Critics had warned that the reforms could risk the safety of women and girls.
Maggie Chapman, Scottish Greens equalities spokeswoman, branded the decision a “dark day for devolution, democracy and trans rights”.
“It sets a very alarming new precedent that should concern everyone who believes in devolution and wants the Scottish Parliament to exist,” she added.
“Only one month ago, MSPs voted overwhelmingly for Gender Recognition Reform. It was a proud day for equality, and for our Parliament.
“To see a reactionary Tory government trying to block or overturn it is nothing short of outrageous, and we will resist them every step of the way.”
Labour leader Sir Keir Starmer said on Sunday he believes that 16 is too young an age to consider changing gender, despite the majority of the party’s MSPs backing the vote.
Scottish Labour’s shadow Scottish secretary Ian Murray MP responded: “These issues are too important to be reduced to the usual constitutional fight.
“The Tory and SNP Governments must not use this for political posturing, but instead get round the table and find workable solutions that address legitimate concerns.
“Alister Jack claims there is a version of this bill that the Tory Government could accept. Questions must then be asked why Ministers at Westminster and Holyrood did not work together to avoid this unnecessary stand-off.
“Trans rights and Women’s rights should not be used as an excuse for SNP-Tory attrition warfare.
“We should all be focused on reducing prejudice, including transphobia, misogyny and homophobia.
“That’s why we need real cooperation from both of Scotland’s governments – starting with clear guidance on how Scotland’s reforms can be implemented in a way that protects single-sex spaces, challenges transphobia and avoids a cross border, bureaucratic nightmare for anyone seeking to access their legal rights.”

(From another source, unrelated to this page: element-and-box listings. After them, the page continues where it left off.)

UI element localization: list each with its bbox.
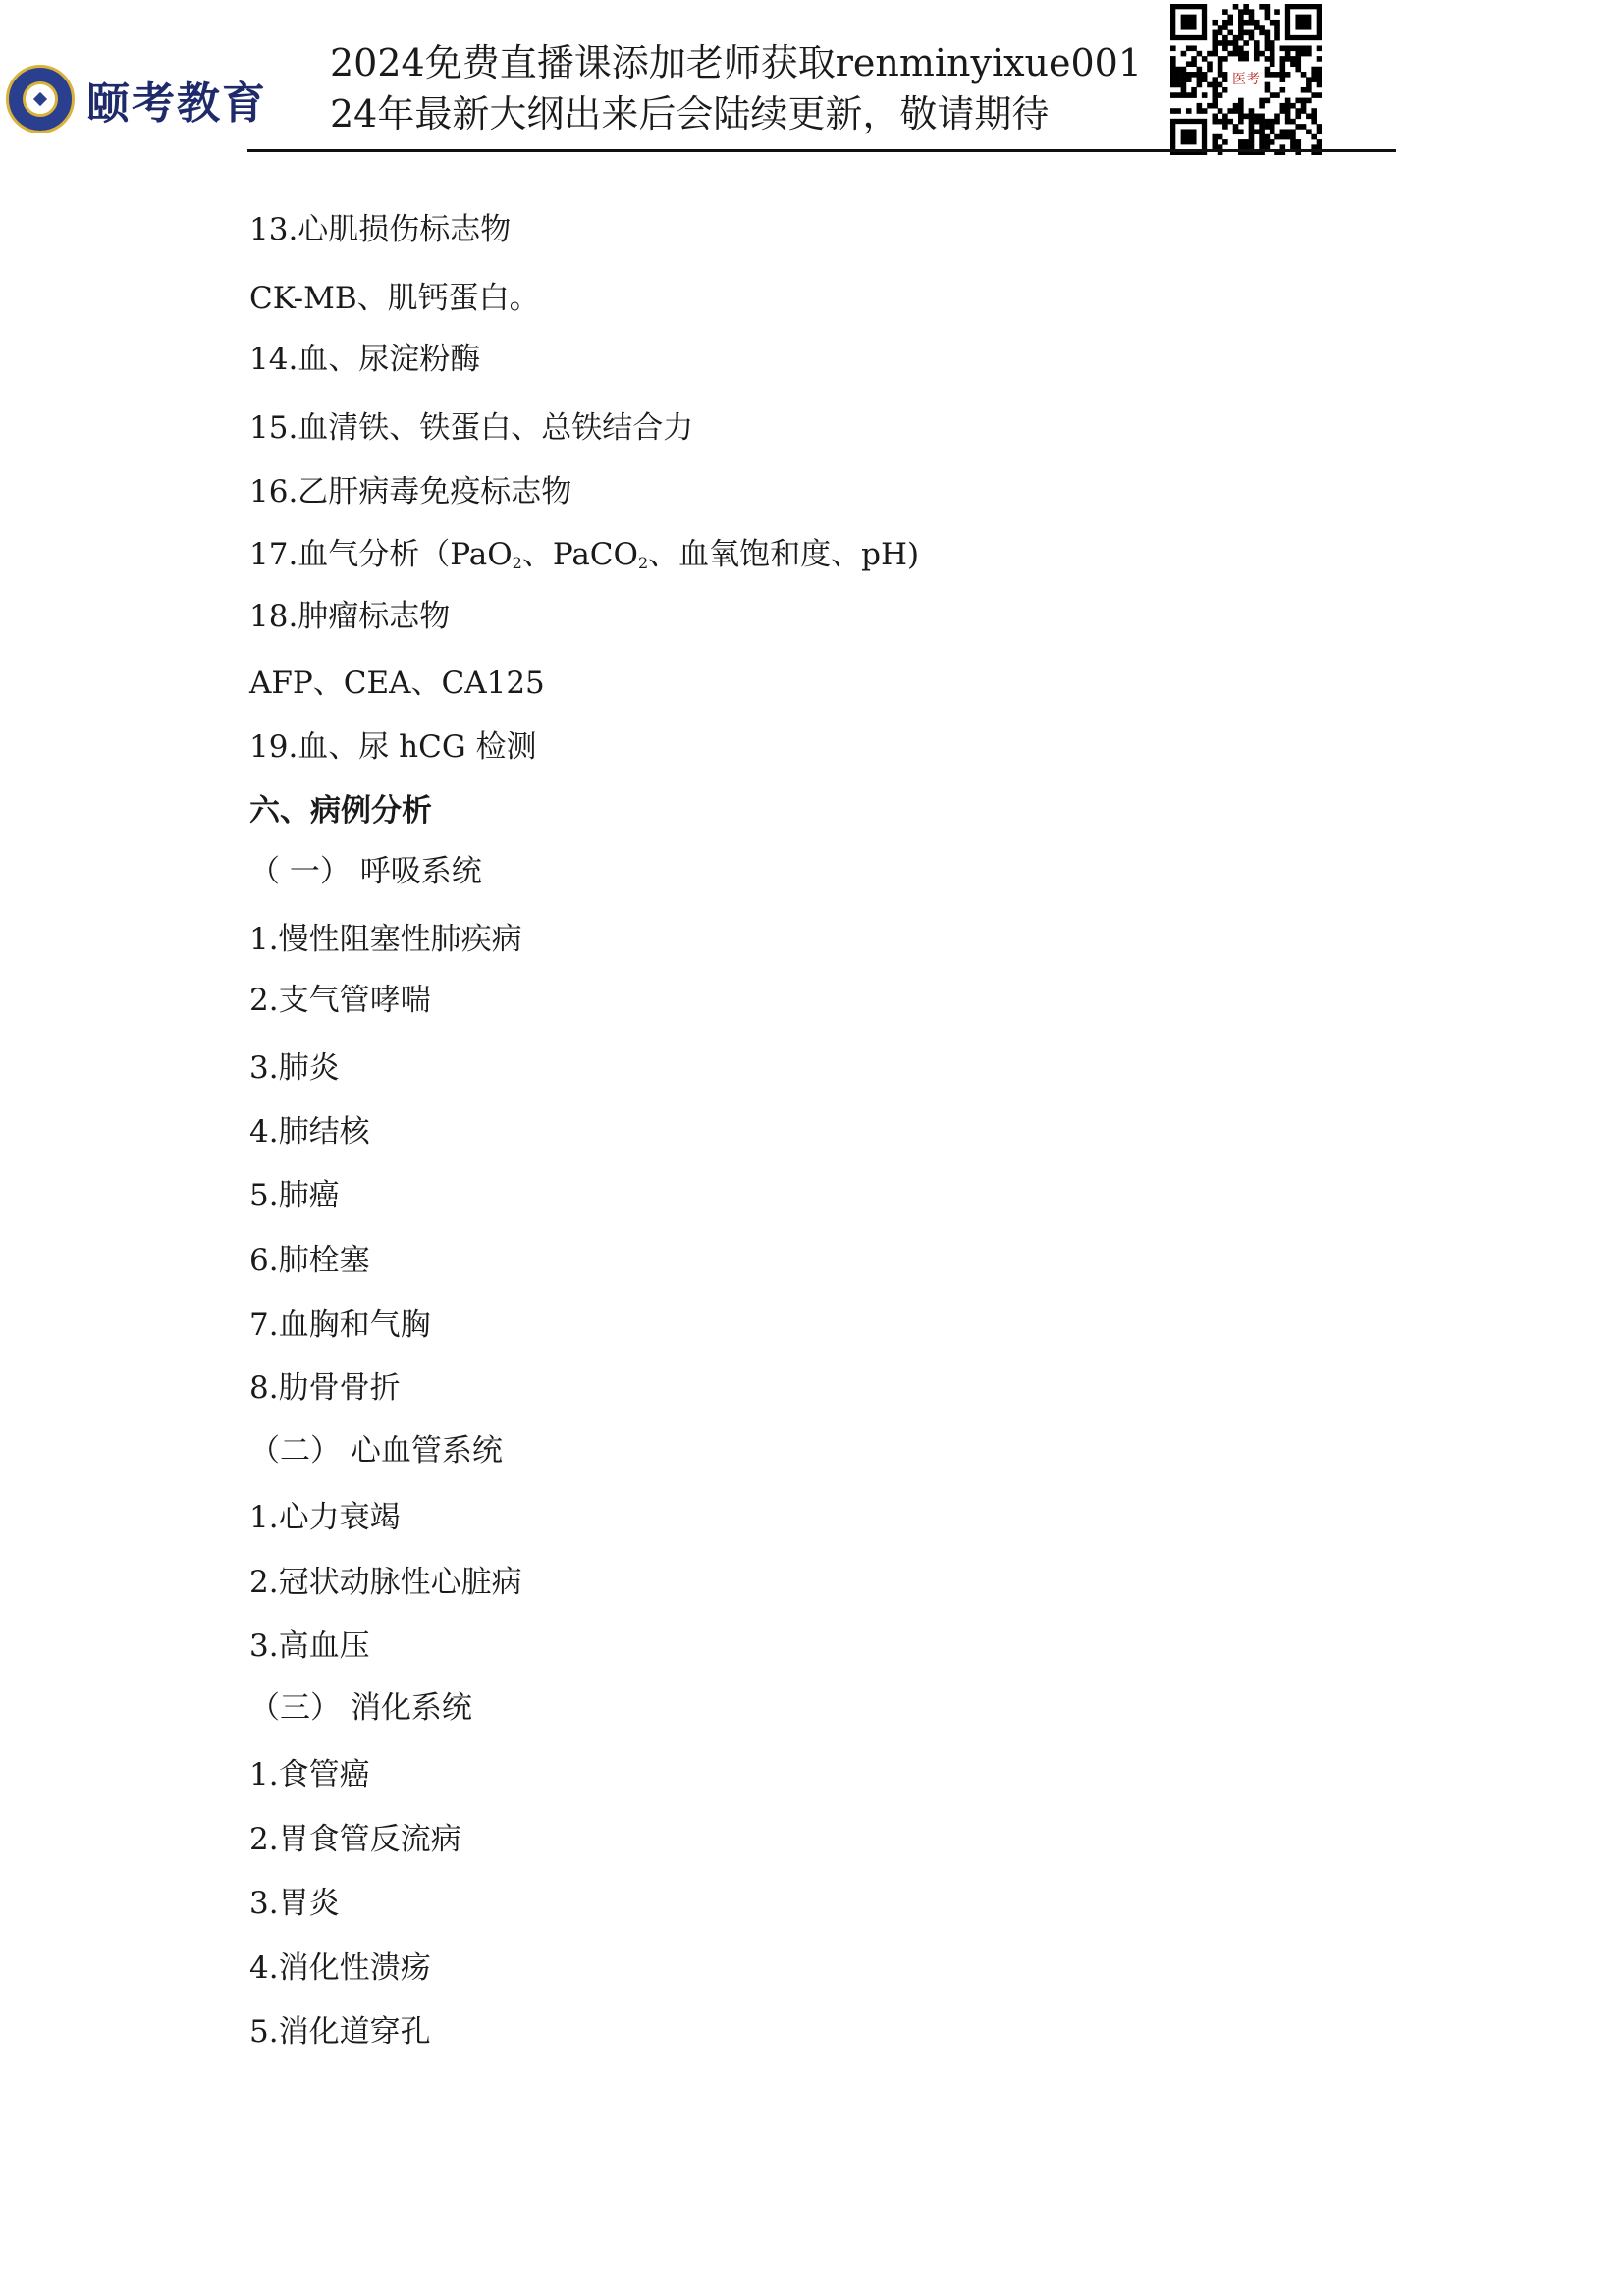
- list-item: 15.血清铁、铁蛋白、总铁结合力: [249, 410, 694, 446]
- list-item: 3.高血压: [249, 1629, 370, 1664]
- brand-name: 颐考教育: [86, 79, 267, 129]
- header-notice-line2: 24年最新大纲出来后会陆续更新，敬请期待: [330, 92, 1050, 135]
- list-item: CK-MB、肌钙蛋白。: [249, 281, 540, 316]
- list-item: 1.食管癌: [249, 1757, 370, 1792]
- list-item: 5.肺癌: [249, 1178, 340, 1213]
- list-item: 17.血气分析（PaO$_2$、PaCO$_2$、血氧饱和度、pH): [249, 537, 920, 572]
- qr-code-icon: [1170, 4, 1322, 155]
- list-item: 3.胃炎: [249, 1886, 340, 1921]
- list-item: 14.血、尿淀粉酶: [249, 342, 481, 377]
- list-item: 6.肺栓塞: [249, 1243, 370, 1278]
- list-item: 18.肿瘤标志物: [249, 599, 451, 634]
- list-item: 8.肋骨骨折: [249, 1370, 401, 1406]
- list-item: 4.肺结核: [249, 1114, 370, 1149]
- list-item: 2.支气管哮喘: [249, 983, 431, 1018]
- qr-center-label: 医考: [1232, 72, 1260, 88]
- header-divider: [247, 149, 1396, 152]
- header-notice: [330, 37, 1142, 139]
- list-item: 2.胃食管反流病: [249, 1822, 461, 1857]
- list-item: 16.乙肝病毒免疫标志物: [249, 474, 572, 509]
- list-item: 13.心肌损伤标志物: [249, 212, 512, 247]
- list-item: 7.血胸和气胸: [249, 1308, 431, 1343]
- subsection-heading: （三） 消化系统: [249, 1690, 472, 1726]
- subsection-heading: （ 一） 呼吸系统: [249, 854, 482, 889]
- brand-emblem-icon: [6, 65, 75, 133]
- list-item: 2.冠状动脉性心脏病: [249, 1565, 522, 1600]
- list-item: 19.血、尿 hCG 检测: [249, 729, 537, 765]
- list-item: 4.消化性溃疡: [249, 1950, 431, 1986]
- subsection-heading: （二） 心血管系统: [249, 1433, 503, 1468]
- list-item: 1.慢性阻塞性肺疾病: [249, 922, 522, 957]
- list-item: AFP、CEA、CA125: [249, 666, 545, 701]
- list-item: 5.消化道穿孔: [249, 2014, 431, 2050]
- brand-logo: [6, 65, 267, 133]
- list-item: 3.肺炎: [249, 1050, 340, 1086]
- section-heading: 六、病例分析: [249, 793, 432, 828]
- page-header: [0, 0, 1624, 157]
- list-item: 1.心力衰竭: [249, 1500, 401, 1535]
- header-notice-line1: 2024免费直播课添加老师获取renminyixue001: [330, 41, 1143, 84]
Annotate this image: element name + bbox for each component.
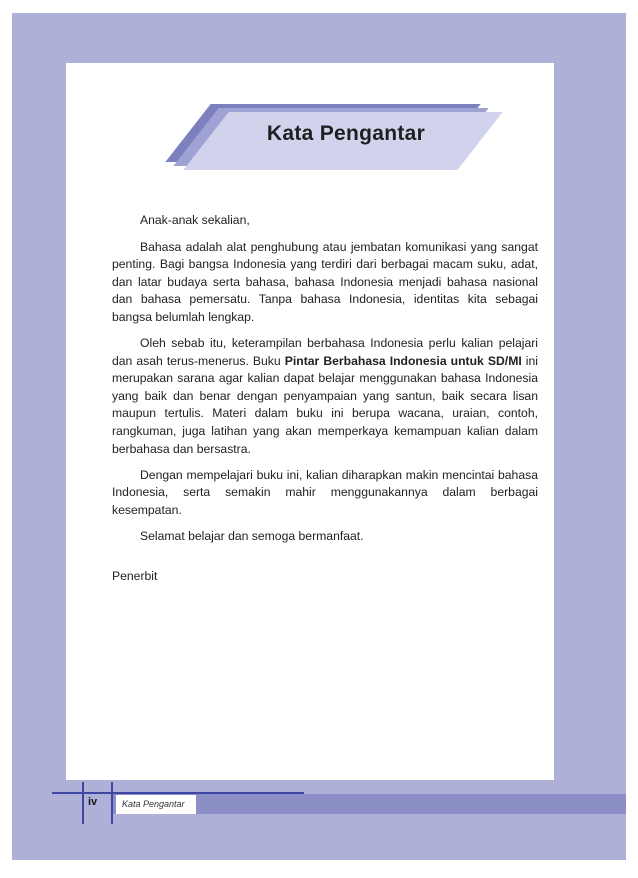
paragraph-2-start: Oleh sebab itu, keterampilan berbahasa Indonesia perlu kalian pelajari dan asah terus-menerus. Buku [112,336,538,368]
title-banner [150,104,495,174]
footer-section-text: Kata Pengantar [122,799,185,809]
paragraph-3: Dengan mempelajari buku ini, kalian diharapkan makin mencintai bahasa Indonesia, serta semakin mahir menggunakannya dalam berbagai kesempatan. [112,467,538,517]
book-title: Pintar Berbahasa Indonesia untuk SD/MI [284,353,522,368]
footer-vertical-rule-left [82,782,84,824]
signature: Penerbit [112,568,158,583]
paragraph-2-end: ini merupakan sarana agar kalian dapat belajar menggunakan bahasa Indonesia yang baik dan benar dengan penyampaian yang santun, baik secara lisan maupun tertulis. Materi dalam buku ini berupa wacana, uraian, contoh, rangkuman, juga latihan yang akan memperkaya kemampuan kalian dalam berbahasa dan bersastra. [112,353,538,456]
paragraph-2 [112,335,538,458]
footer-horizontal-rule [52,792,304,794]
paragraph-1: Bahasa adalah alat penghubung atau jembatan komunikasi yang sangat penting. Bagi bangsa Indonesia yang terdiri dari berbagai macam suku, adat, dan latar budaya serta bahasa, bahasa Indonesia menjadi bahasa nasional dan bahasa pemersatu. Tanpa bahasa Indonesia, identitas kita sebagai bangsa belumlah lengkap. [112,239,538,324]
footer-section-label [116,795,196,814]
page-number: iv [88,796,98,808]
salutation: Anak-anak sekalian, [140,213,250,227]
page-title: Kata Pengantar [266,122,426,145]
footer-vertical-rule-right [111,782,113,824]
paragraph-4: Selamat belajar dan semoga bermanfaat. [140,529,364,543]
preface-body [112,212,538,594]
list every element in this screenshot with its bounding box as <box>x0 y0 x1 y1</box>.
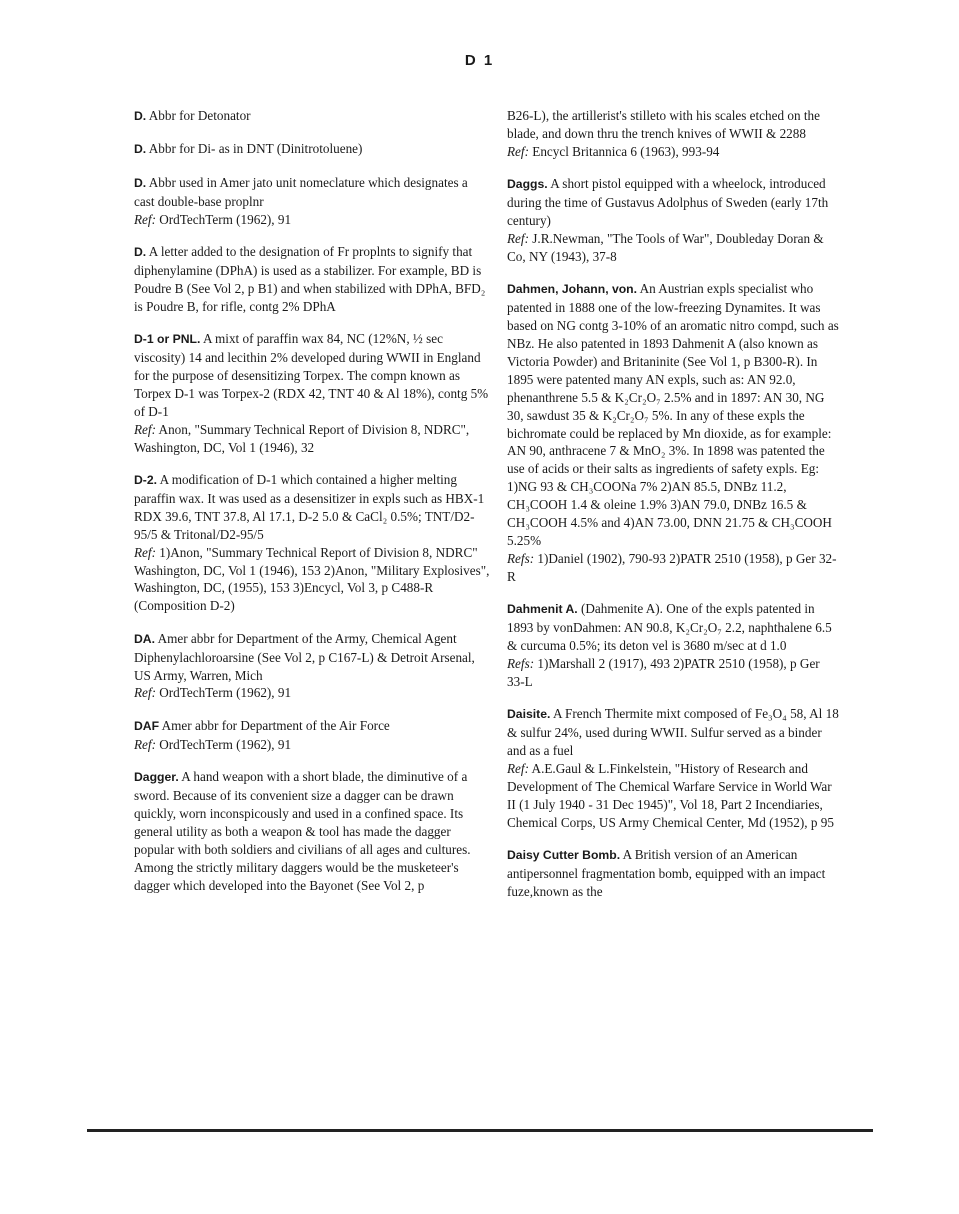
entry-headword: D. <box>134 175 147 190</box>
ref-label: Ref: <box>507 760 529 776</box>
reference-text: 1)Anon, "Summary Technical Report of Division 8, NDRC" Washington, DC, Vol 1 (1946), 153 2)Anon, "Military Explosives", Washington, DC, (1955), 153 3)Encycl, Vol 3, p C488-R (Composition D-2) <box>134 544 490 614</box>
entry-headword: Daisite. <box>507 707 551 722</box>
entry-d-jato <box>134 174 490 229</box>
reference-text: OrdTechTerm (1962), 91 <box>159 211 292 227</box>
ref-label: Refs: <box>507 550 535 566</box>
entry-body: Amer abbr for Department of the Army, Chemical Agent Diphenylachloroarsine (See Vol 2, p C167-L) & Detroit Arsenal, US Army, Warren, Mich <box>134 630 475 683</box>
entry-headword: DAF <box>134 718 160 733</box>
entry-body: A British version of an American antipersonnel fragmentation bomb, equipped with an impact fuze,known as the <box>507 847 826 899</box>
reference-text: OrdTechTerm (1962), 91 <box>159 685 292 701</box>
footer-rule <box>87 1129 873 1132</box>
entry-body: Abbr for Di- as in DNT (Dinitrotoluene) <box>148 141 363 157</box>
left-column <box>134 107 490 909</box>
entry-daisite <box>507 705 839 831</box>
entry-body: (Dahmenite A). One of the expls patented in 1893 by vonDahmen: AN 90.8, K₂Cr₂O₇ 2.2, naphthalene 6.5 & curcuma 0.5%; its deton vel is 3680 m/sec at d 1.0 <box>507 601 832 653</box>
entry-headword: D. <box>134 109 147 123</box>
entry-headword: Daisy Cutter Bomb. <box>507 848 621 863</box>
entry-dahmen <box>507 280 839 585</box>
entry-body: Amer abbr for Department of the Air Force <box>161 717 390 733</box>
entry-headword: DA. <box>134 631 155 646</box>
ref-label: Ref: <box>134 211 156 227</box>
entry-daf <box>134 717 490 754</box>
entry-headword: D. <box>134 142 147 157</box>
entry-dahmenit <box>507 600 839 691</box>
ref-label: Ref: <box>134 685 156 701</box>
entry-body: A modification of D-1 which contained a higher melting paraffin wax. It was used as a desensitizer in expls such as HBX-1 RDX 39.6, TNT 37.8, Al 17.1, D-2 5.0 & CaCl₂ 0.5%; TNT/D2-95/5 & Tritonal/D2-95/5 <box>134 472 485 542</box>
entry-headword: Dahmenit A. <box>507 602 578 617</box>
ref-label: Ref: <box>507 230 529 246</box>
entry-d2 <box>134 471 490 615</box>
entry-d1-pnl <box>134 330 490 456</box>
entry-d-di <box>134 140 490 159</box>
entry-body: An Austrian expls specialist who patented in 1888 one of the low-freezing Dynamites. It was based on NG contg 3-10% of an aromatic nitro compd, such as NBz. He also patented in 1893 Dahmenit A (also known as Victoria Powder) and Britaninite (See Vol 1, p B300-R). In 1895 were patented many AN expls, such as: AN 92.0, phenanthrene 5.5 & K₂Cr₂O₇ 2.5% and in 1897: AN 30, NG 30, sawdust 35 & K₂Cr₂O₇ 5%. In any of these expls the bichromate could be replaced by Mn dioxide, as for example: AN 90, anthracene 7 & MnO₂ 3%. In 1898 was patented the use of acids or their salts as ingredients of safety expls. Eg: 1)NG 93 & CH₃COONa 7% 2)AN 85.5, DNBz 11.2, CH₃COOH 1.4 & oleine 1.9% 3)AN 79.0, DNBz 16.5 & CH₃COOH 4.5% and 4)AN 73.00, DNN 21.75 & CH₃COOH 5.25% <box>507 281 839 548</box>
entry-body: A letter added to the designation of Fr proplnts to signify that diphenylamine (DPhA) is used as a stabilizer. For example, BD is Poudre B (See Vol 2, p B1) and when stabilized with DPhA, BFD₂ is Poudre B, for rifle, contg 2% DPhA <box>134 244 486 314</box>
reference-text: J.R.Newman, "The Tools of War", Doubleday Doran & Co, NY (1943), 37-8 <box>507 230 824 264</box>
entry-headword: D-1 or PNL. <box>134 332 201 347</box>
reference-text: A.E.Gaul & L.Finkelstein, "History of Research and Development of The Chemical Warfare Service in World War II (1 July 1940 - 31 Dec 1945)", Vol 18, Part 2 Incendiaries, Chemical Corps, US Army Chemical Center, Md (1952), p 95 <box>507 760 834 830</box>
reference-text: Anon, "Summary Technical Report of Division 8, NDRC", Washington, DC, Vol 1 (1946), 32 <box>134 421 470 455</box>
entry-da <box>134 630 490 703</box>
entry-body: B26-L), the artillerist's stilleto with his scales etched on the blade, and down thru the trench knives of WWII & 2288 <box>507 108 820 141</box>
ref-label: Ref: <box>134 544 156 560</box>
reference-text: 1)Daniel (1902), 790-93 2)PATR 2510 (1958), p Ger 32-R <box>507 550 837 584</box>
entry-headword: Dahmen, Johann, von. <box>507 282 638 297</box>
entry-d-detonator <box>134 107 490 126</box>
ref-label: Refs: <box>507 655 535 671</box>
entry-body: Abbr for Detonator <box>148 108 251 123</box>
ref-label: Ref: <box>507 143 529 159</box>
page-title: D 1 <box>464 52 495 69</box>
entry-dagger <box>134 768 490 894</box>
entry-d-letter <box>134 243 490 316</box>
entry-daisy-cutter <box>507 846 839 901</box>
entry-headword: D-2. <box>134 473 158 487</box>
reference-text: OrdTechTerm (1962), 91 <box>159 736 292 752</box>
ref-label: Ref: <box>134 421 156 437</box>
entry-headword: Daggs. <box>507 177 548 192</box>
entry-body: Abbr used in Amer jato unit nomeclature which designates a cast double-base proplnr <box>134 174 468 209</box>
entry-body: A short pistol equipped with a wheelock, introduced during the time of Gustavus Adolphus of Sweden (early 17th century) <box>507 176 829 229</box>
entry-headword: D. <box>134 245 147 260</box>
entry-body: A French Thermite mixt composed of Fe₃O₄ 58, Al 18 & sulfur 24%, used during WWII. Sulfur served as a binder and as a fuel <box>507 706 839 758</box>
entry-headword: Dagger. <box>134 770 179 785</box>
entry-daggs <box>507 175 839 266</box>
reference-text: Encycl Britannica 6 (1963), 993-94 <box>532 143 720 159</box>
entry-body: A mixt of paraffin wax 84, NC (12%N, ½ sec viscosity) 14 and lecithin 2% developed during WWII in England for the purpose of desensitizing Torpex. The compn known as Torpex D-1 was Torpex-2 (RDX 42, TNT 40 & Al 18%), contg 5% of D-1 <box>134 331 489 419</box>
entry-body: A hand weapon with a short blade, the diminutive of a sword. Because of its convenient size a dagger can be drawn quickly, worn inconspicously and used in a confined space. Its general utility as both a weapon & tool has made the dagger popular with both soldiers and civilians of all ages and cultures. Among the strictly military daggers would be the musketeer's dagger which developed into the Bayonet (See Vol 2, p <box>134 769 471 893</box>
entry-dagger-cont <box>507 107 839 161</box>
reference-text: 1)Marshall 2 (1917), 493 2)PATR 2510 (1958), p Ger 33-L <box>507 655 820 689</box>
right-column <box>507 107 839 915</box>
ref-label: Ref: <box>134 736 156 752</box>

The new law also prompted rebellions across the Holyrood chamber, with nine SNP MSPs voting against it, including former minister Ash Regan.
Jack will officially make the order to block the vote on Tuesday.
Section 35 orders were introduced as part of the Scotland Act, which created the Scottish Parliament.
They effectively allow Westminster to “veto” any Holyrood Bill which may have an “adverse effect” on UK laws or how they are applied.
They have never been used up until now.
Scottish Conservative shadow equalities spokesperson Rachael Hamilton MSP said: “In their desperation to force this legislation through Holyrood before Christmas, the Scottish Government ignored the warnings that the Bill would have implications beyond Scotland’s borders.
“This unprecedented action was forced upon the secretary of state because the scope of the Bill reaches beyond the competency of the Scottish Parliament.
“I hope, rather than turning this issue into a constitutional football, the First Minister will now revisit this legislation.”